They say that traveling with someone can make or break your friendship. I always approach traveling as an adventure but I am well aware of the fact that not everyone has the same travel style or travel agenda. When my San Francisco wedding came up, I knew I didn’t want to go alone! Since my sweet husband is in his crazy wine season I called my girl, Chloe, to see if she wanted to join. She was all in, no questions asked and we began to plan a little wedding season finale getaway! You’ve seen Chloe’s work all over my blog, she is a talented photographer and a good friend of ours. She creates beautiful images and sees the world in a unique way. At the age of 24, she’s been through more than most grown adults and her perspective is always fresh and original. The longest we had ever hung out prior to this adventure was just a day at a time and although we are pro’s at sharing a bottle of wine with chips and salsa (and good conversation) we were pretty much jumping into this trip with zero travel experience with one another.
I am happy to report that we came out on top, not a single fight or argument, no heated words or stressed actions, we stuck together and tacked the city together all with magnificent hashtags and wonderful memories! Not only did we share a room at a hostel, we slept in bunk beds, ate off of one another’s plates, and climbed the city hills together as a pair. I’m not writing to tell you how awesome our trip was (it really was awesome) I am writing to share a valuable lesson I learned on my adventures with Chloe. Choose the challenge, friends. I mean, choose people who challenge you when you are choosing friends. Chloe and I are incredibly alike but seriously different at the same time. We have similar interests, tastes, and hobbies but we have entirely differing life ideals, ambitions, and perspectives. Throughout the trip we had so many conversations, some of which really challenged me to look deeper, consider the other perspective, and communicate what it is I believe in. As we navigated life in a new city together, we shared a lot of words that left me realizing how important it is to invite people into your life who will truly challenge you.

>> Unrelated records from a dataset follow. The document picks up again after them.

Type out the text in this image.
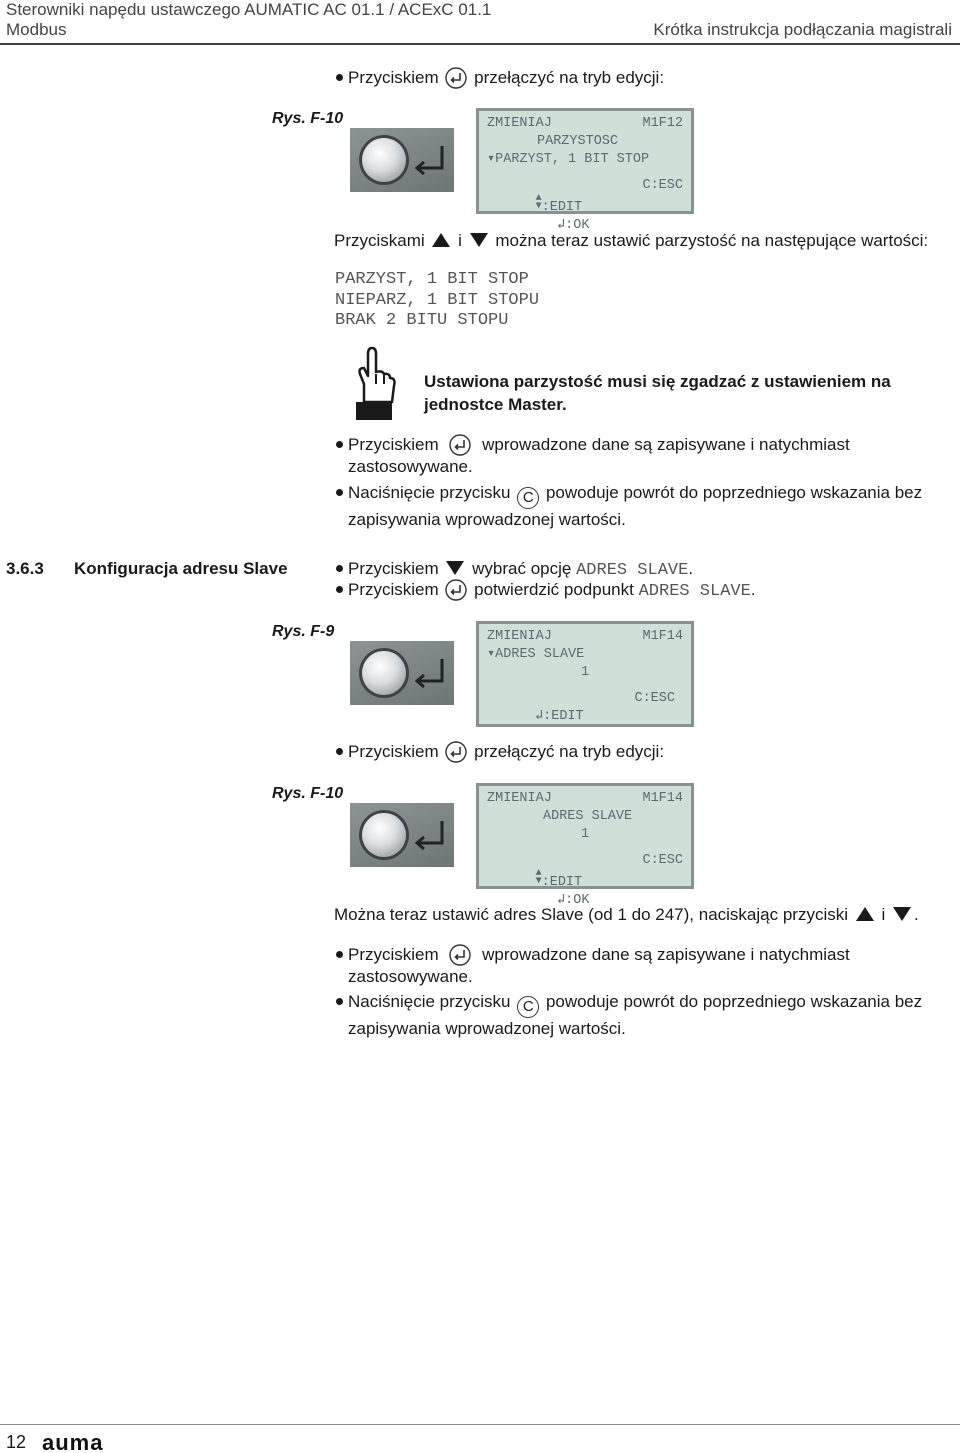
Sterowniki napędu ustawczego AUMATIC AC 01.1 / ACExC 01.1
Modbus	Krótka instrukcja podłączania magistrali
Przyciskiem przełączyć na tryb edycji:
Rys. F-10	ZMIENIAJ	M1F12
PARZYSTOSC
▾PARZYST, 1 BIT STOP

▲
▼:EDIT

↲:OK

C:ESC

Przyciskami i można teraz ustawić parzystość na następujące wartości:
PARZYST, 1 BIT STOP
NIEPARZ, 1 BIT STOPU
BRAK 2 BITU STOPU
Ustawiona parzystość musi się zgadzać z ustawieniem na
jednostce Master.
Przyciskiem	wprowadzone dane są zapisywane i natychmiast
zastosowywane.
Naciśnięcie przycisku C powoduje powrót do poprzedniego wskazania bez
zapisywania wprowadzonej wartości.
3.6.3 Konfiguracja adresu Slave	Przyciskiem wybrać opcję ADRES SLAVE.
Przyciskiem potwierdzić podpunkt ADRES SLAVE.
Rys. F-9	ZMIENIAJ	M1F14
▾ADRES SLAVE
1

↲:EDIT

C:ESC

Przyciskiem przełączyć na tryb edycji:
Rys. F-10	ZMIENIAJ	M1F14
ADRES SLAVE
1

▲
▼:EDIT

↲:OK

C:ESC

Można teraz ustawić adres Slave (od 1 do 247), naciskając przyciski i .
Przyciskiem	wprowadzone dane są zapisywane i natychmiast
zastosowywane.
Naciśnięcie przycisku C powoduje powrót do poprzedniego wskazania bez
zapisywania wprowadzonej wartości.
12 auma
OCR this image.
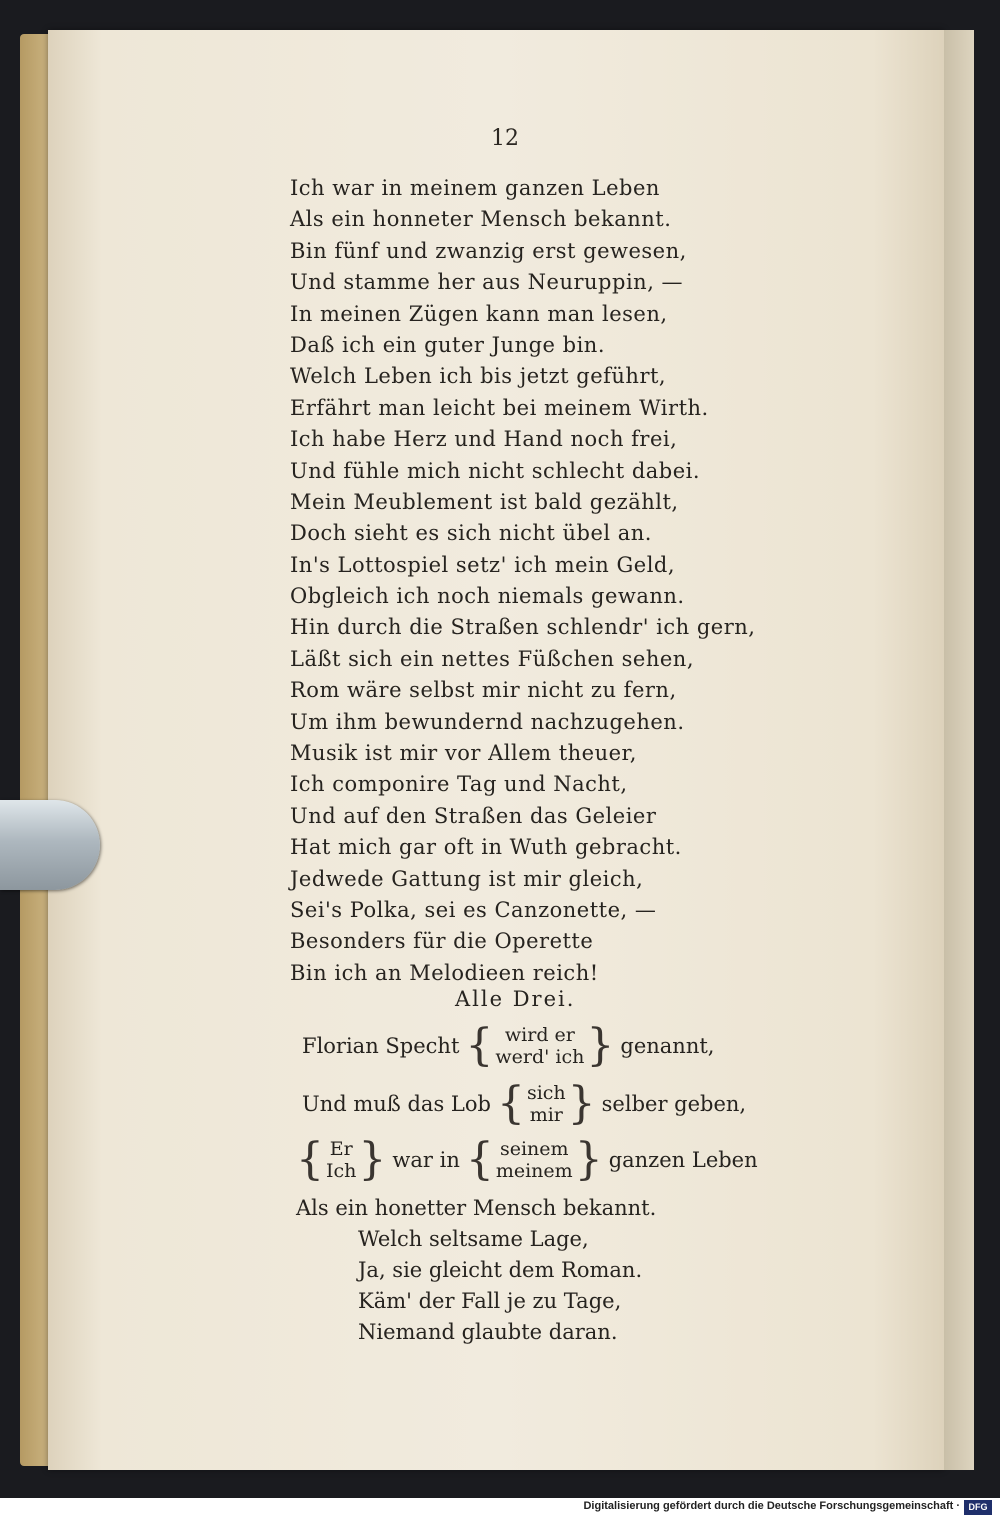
12
Ich war in meinem ganzen Leben
Als ein honneter Mensch bekannt.
Bin fünf und zwanzig erst gewesen,
Und stamme her aus Neuruppin, —
In meinen Zügen kann man lesen,
Daß ich ein guter Junge bin.
Welch Leben ich bis jetzt geführt,
Erfährt man leicht bei meinem Wirth.
Ich habe Herz und Hand noch frei,
Und fühle mich nicht schlecht dabei.
Mein Meublement ist bald gezählt,
Doch sieht es sich nicht übel an.
In's Lottospiel setz' ich mein Geld,
Obgleich ich noch niemals gewann.
Hin durch die Straßen schlendr' ich gern,
Läßt sich ein nettes Füßchen sehen,
Rom wäre selbst mir nicht zu fern,
Um ihm bewundernd nachzugehen.
Musik ist mir vor Allem theuer,
Ich componire Tag und Nacht,
Und auf den Straßen das Geleier
Hat mich gar oft in Wuth gebracht.
Jedwede Gattung ist mir gleich,
Sei's Polka, sei es Canzonette, —
Besonders für die Operette
Bin ich an Melodieen reich!
Alle Drei.
Florian Specht { wird er
werd' ich } genannt,
Und muß das Lob { sich
mir } selber geben,
{ Er
Ich } war in { seinem
meinem } ganzen Leben
Als ein honetter Mensch bekannt.
Welch seltsame Lage,
Ja, sie gleicht dem Roman.
Käm' der Fall je zu Tage,
Niemand glaubte daran.
Digitalisierung gefördert durch die Deutsche Forschungsgemeinschaft · DFG
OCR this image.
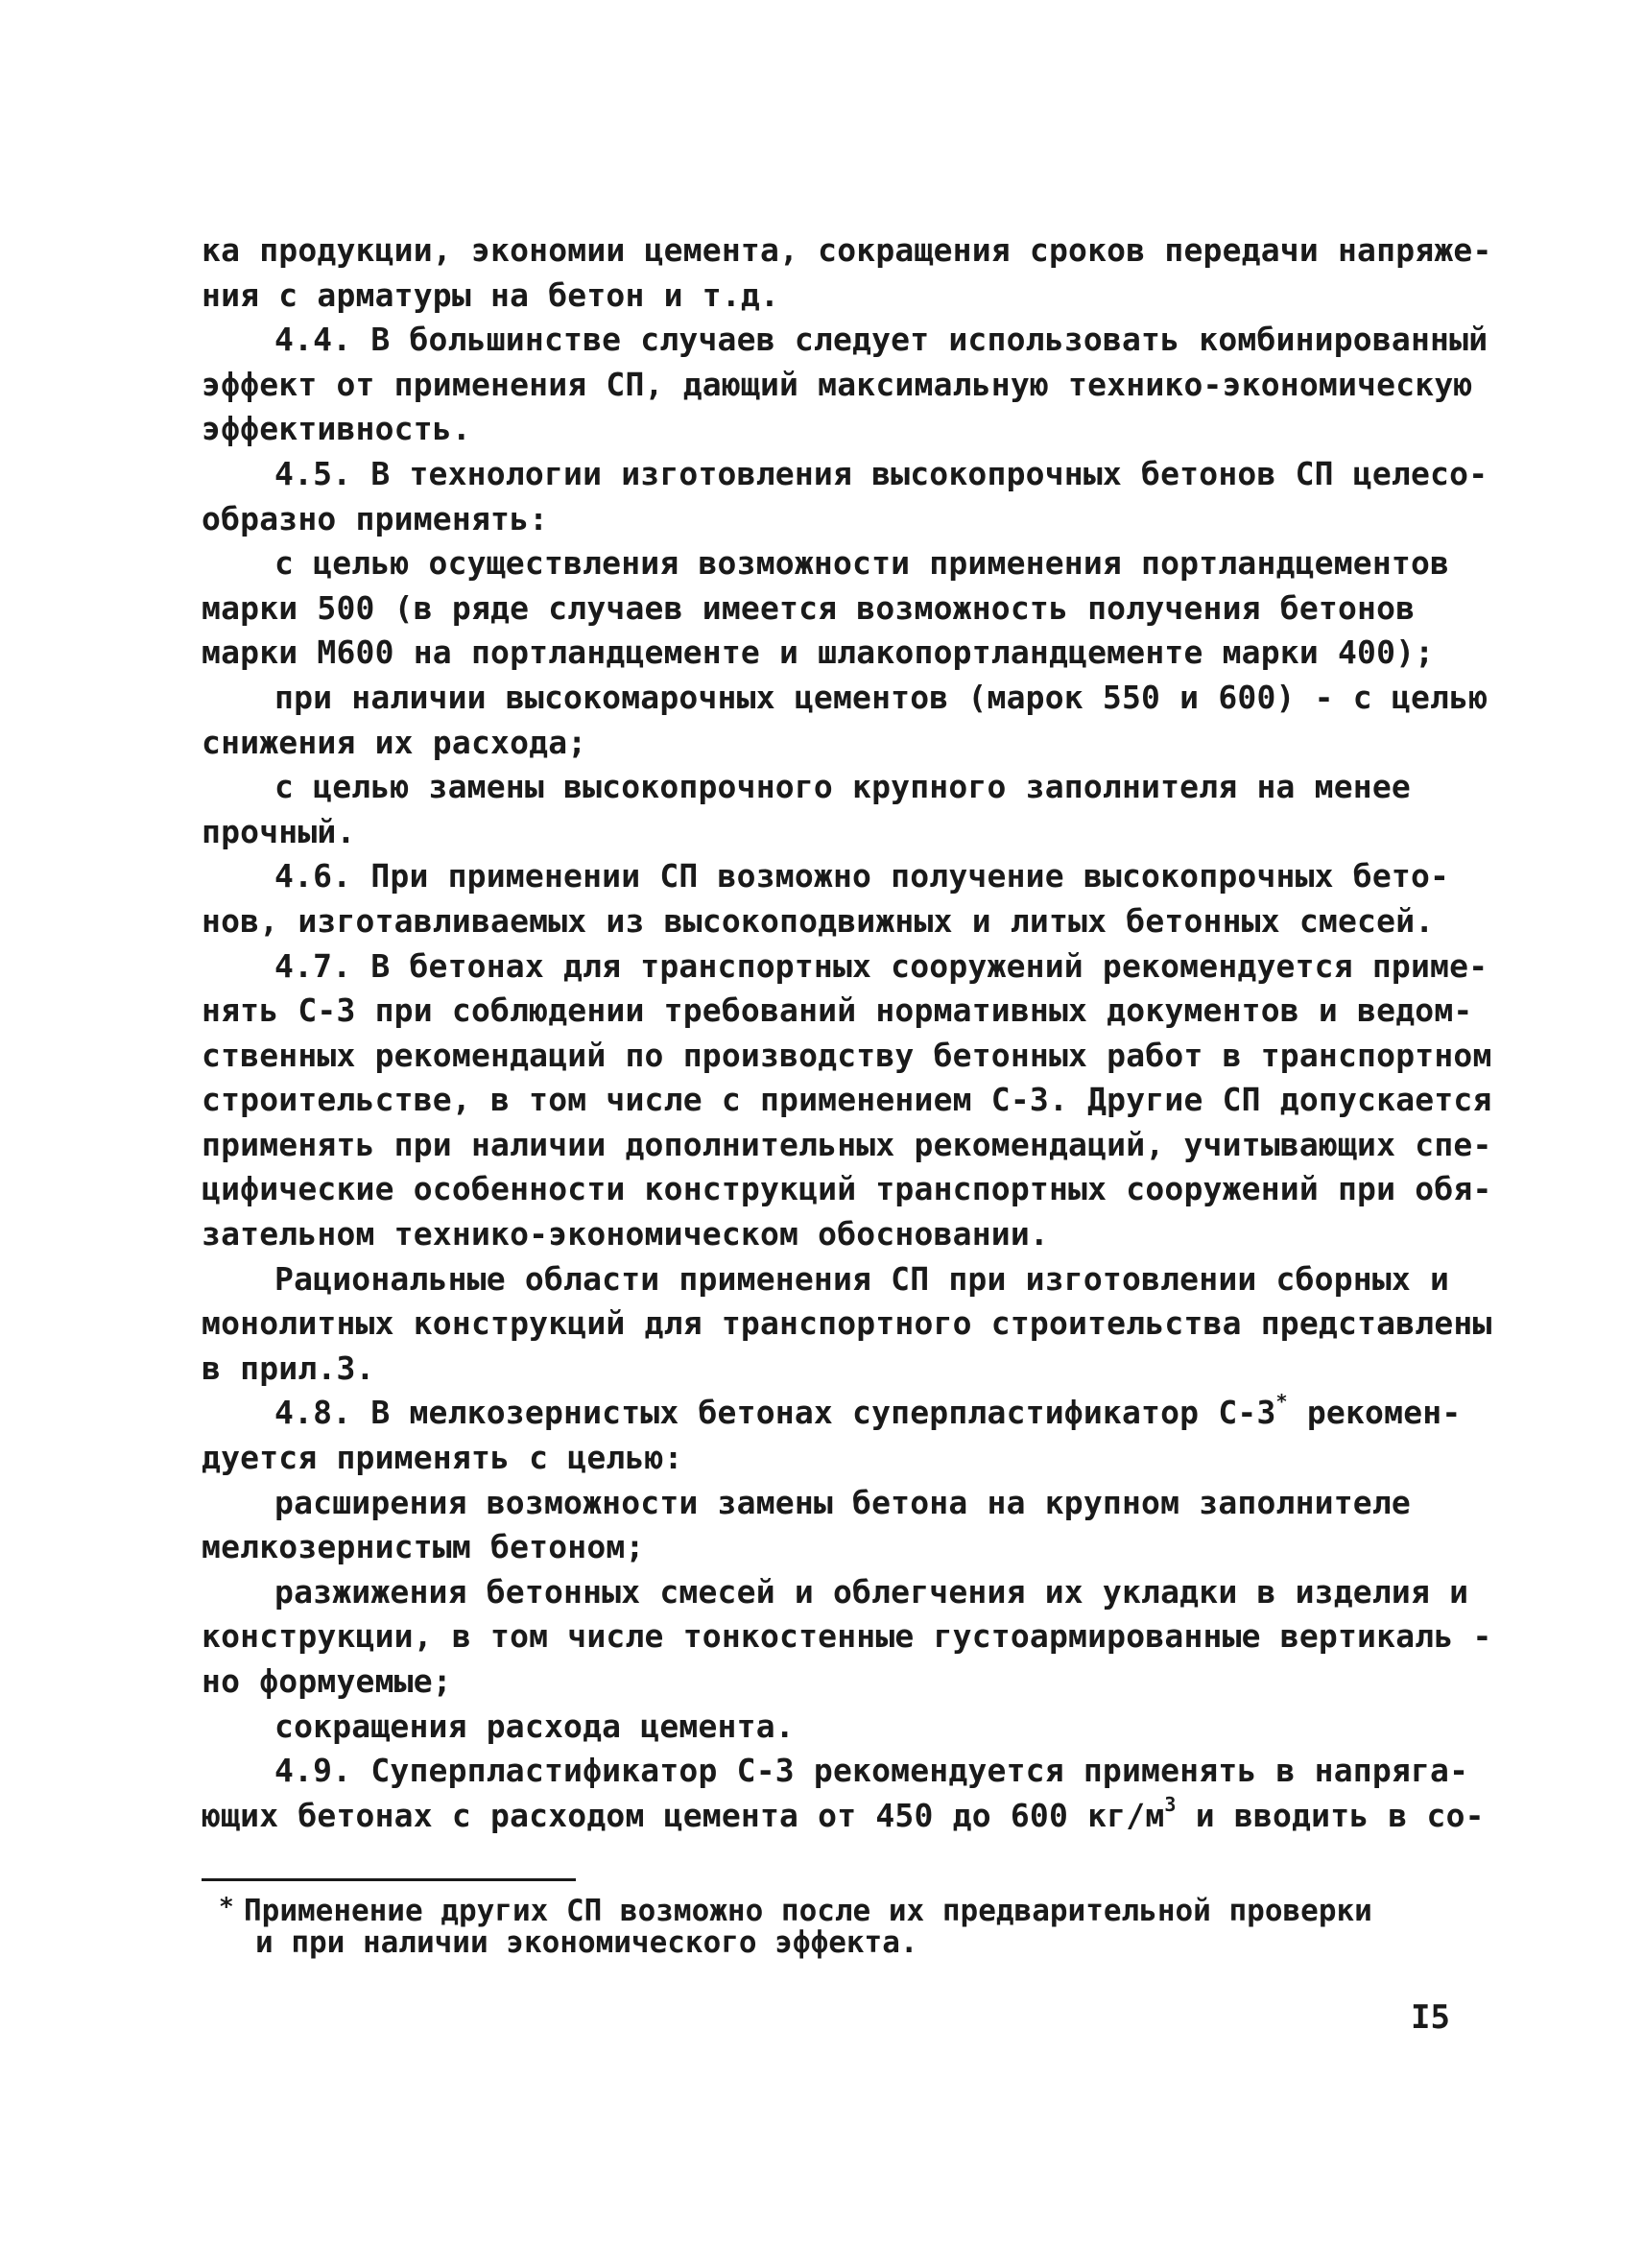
ка продукции, экономии цемента, сокращения сроков передачи напряже-
ния с арматуры на бетон и т.д.
4.4. В большинстве случаев следует использовать комбинированный
эффект от применения СП, дающий максимальную технико-экономическую
эффективность.
4.5. В технологии изготовления высокопрочных бетонов СП целесо-
образно применять:
с целью осуществления возможности применения портландцементов
марки 500 (в ряде случаев имеется возможность получения бетонов
марки М600 на портландцементе и шлакопортландцементе марки 400);
при наличии высокомарочных цементов (марок 550 и 600) - с целью
снижения их расхода;
с целью замены высокопрочного крупного заполнителя на менее
прочный.
4.6. При применении СП возможно получение высокопрочных бето-
нов, изготавливаемых из высокоподвижных и литых бетонных смесей.
4.7. В бетонах для транспортных сооружений рекомендуется приме-
нять С-3 при соблюдении требований нормативных документов и ведом-
ственных рекомендаций по производству бетонных работ в транспортном
строительстве, в том числе с применением С-3. Другие СП допускается
применять при наличии дополнительных рекомендаций, учитывающих спе-
цифические особенности конструкций транспортных сооружений при обя-
зательном технико-экономическом обосновании.
Рациональные области применения СП при изготовлении сборных и
монолитных конструкций для транспортного строительства представлены
в прил.3.
4.8. В мелкозернистых бетонах суперпластификатор С-3* рекомен-
дуется применять с целью:
расширения возможности замены бетона на крупном заполнителе
мелкозернистым бетоном;
разжижения бетонных смесей и облегчения их укладки в изделия и
конструкции, в том числе тонкостенные густоармированные вертикаль -
но формуемые;
сокращения расхода цемента.
4.9. Суперпластификатор С-3 рекомендуется применять в напряга-
ющих бетонах с расходом цемента от 450 до 600 $кг/м^3$ и вводить в со-
* Применение других СП возможно после их предварительной проверки
и при наличии экономического эффекта.
I5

As humans we want to be liked, accepted, and included. We tend to attract likeminded people and surround ourselves with those who will blindly agree with us and support us in whatever direction the wind blows us. We find comfort in having friends that think like us, act like us, dream like us and sometimes we shy away from anything different for fear of being challenged. I’ve seen it countless times in life, where humans huddle together in a posse and convince themselves that they are saving the world but they forget to see things in different lights, they refuse to consider the other side, and they rarely are challenged to defend their work or beliefs. When we do this, we are robbing ourselves of a chance to grow and flourish, we are refusing to open our eyes to new ways of tackling life, and we are turning our backs on the chance to bond with people who might not drink your Koolaid, you catch my drift? I want you to choose the challenge, to invite people into your life who will help you grow, who will ask the hard questions, who will share their perspective in an enlightening way, and who offer a different way of seeing life. Chloe and I both agreed that our relationship was anything but surface level, that our time was spent sharing words that left us laughing ’til we cried and exchanging thoughts that made us think deeper. The second we refuse to grow, is the second we shy away from chasing true greatness. Choose the challenge, don’t shy away, you’ll be amazed and the things you learn not only about yourself or others (and you just might get to spend time in bunk beds in a new city with one of your best friends!)